The music is composed by Ghibran. The music rights are secured by Aditya Music.

Track listing
| No. | Title | Lyrics | Singer(s) | Length |
|---|---|---|---|---|
| 1. | "Pretty Baby" | Krishna Kanth | Sublahshini, Yazin Nizar | 3:18 |
| 2. | "Ziddi Ziddi" | Krishna Kanth | Ghibran | 2:06 |
| 3. | "Pasi Pasi Manase" | Krishna Kanth | Haricharan | 3:22 |
| 4. | "Emaindo" | RR Dhruvan | Kapil Kapilan, Aditi Bhavaraju | 2:43 |
| 5. | "Jaagore Jaagore" | Krishna Kanth | Sai Charan Bhaskaruni | 4:49 |
| 6. | "Eppudo" | Hesham Abdul Wahab | Dinesh Kakkerla | 4:22 |
| Total length: |  |  |  | 20:40 |

== Release ==
=== Theatrical ===
Biker was released theatrically on 3 April 2026, in standard and 4DX, PCX, 3D, Dolby Cinema, and EPIQ formats.

=== Home media ===
The post-theatrical digital streaming rights of the film were acquired by Netflix. The film began streaming on the platform from 1 May 2026.

== Reception ==
Sashidhar Adivi of Filmfare rated the film 3.5/5 stars and wrote, "Sharwanand anchors the film with a committed performance. His portrayal ensures that the emotional drama holds its own against the spectacle of the sport. [...] However, Biker doesn’t completely escape the clichés of the sports drama genre. Several supporting male characters are written with predictable aggression." Sandeep Athreya of Sakshi Post rated the film 3.25/5 and wrote, "While it doesn’t completely break away from familiar tropes, it offers enough engaging moments—especially in the racing segments—to keep viewers invested. Powered by strong performances from Sharwanand and Rajasekhar, the film makes for a decent one-time watch".
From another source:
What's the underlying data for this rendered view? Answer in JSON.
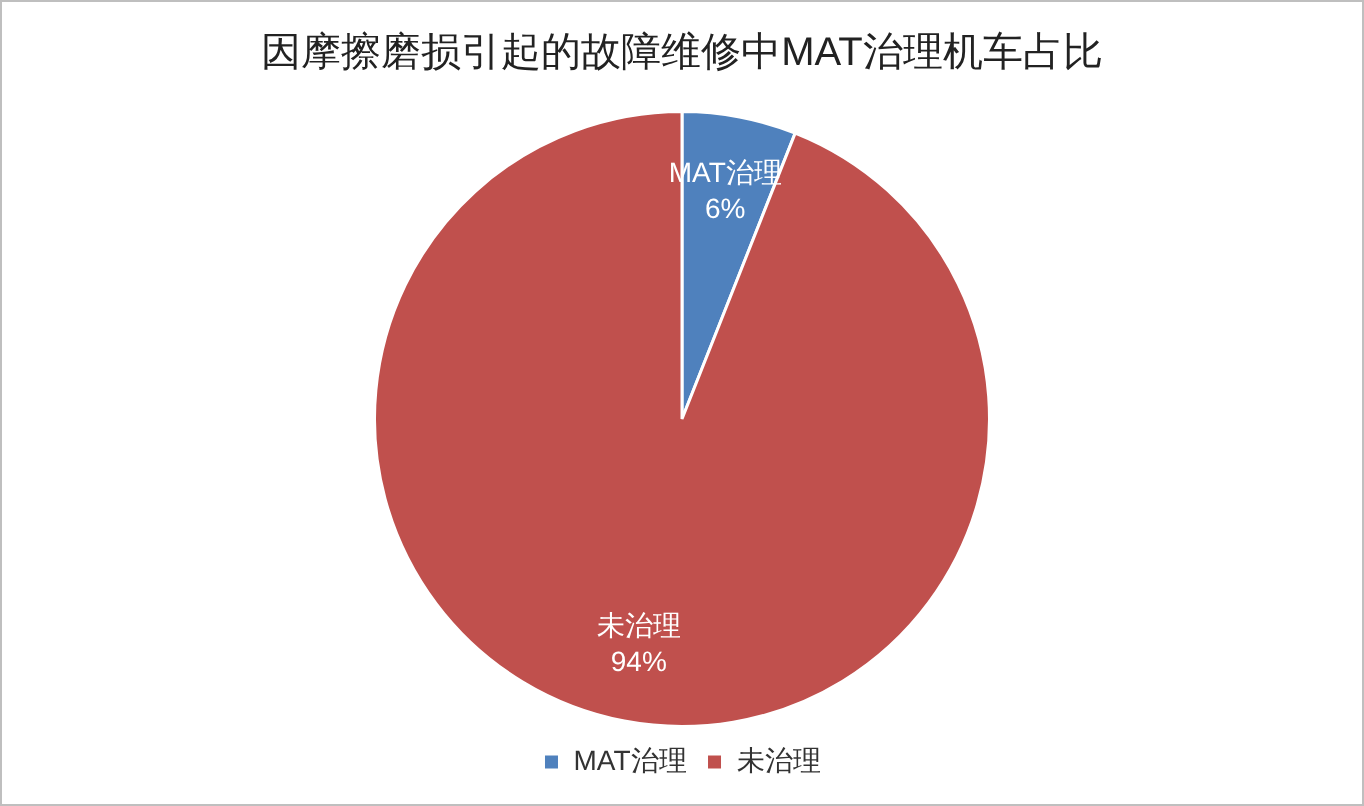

Jalapathy Gudelli of Telugucinema.com rated the film 3/5 and wrote, "While it has its share of pacing issues, the film offers a refreshing take on the sports genre. Abhilash Reddy deserves credit for introducing motocross to Telugu cinema and blending it effectively with sentiment." Yashaswini Sri of The Indian Express wrote, "When the sport is front and centre, it is a genuinely thrilling watch, one that justifies every rupee spent on the racing sequences. But the drama holding those sequences together is routine, underdeveloped, and set to a score that does it no favours."

Sanjay Ponnappa of India Today rated the film 2.5/5 stars and wrote, "Biker has its moments, especially in its racing sequences and the emotional father-son dynamic that lands towards the end. However, a predictable narrative, inconsistent engagement, and underwhelming drama hold it back from truly standing out." Sangeetha Devi Dundoo of The Hindu wrote, "Biker marks the return to form for Sharwanand, after a string of middling films. [...] On the whole, Biker is an engaging watch. Had it pushed itself to go beyond predictable turns, it could have been a standout film."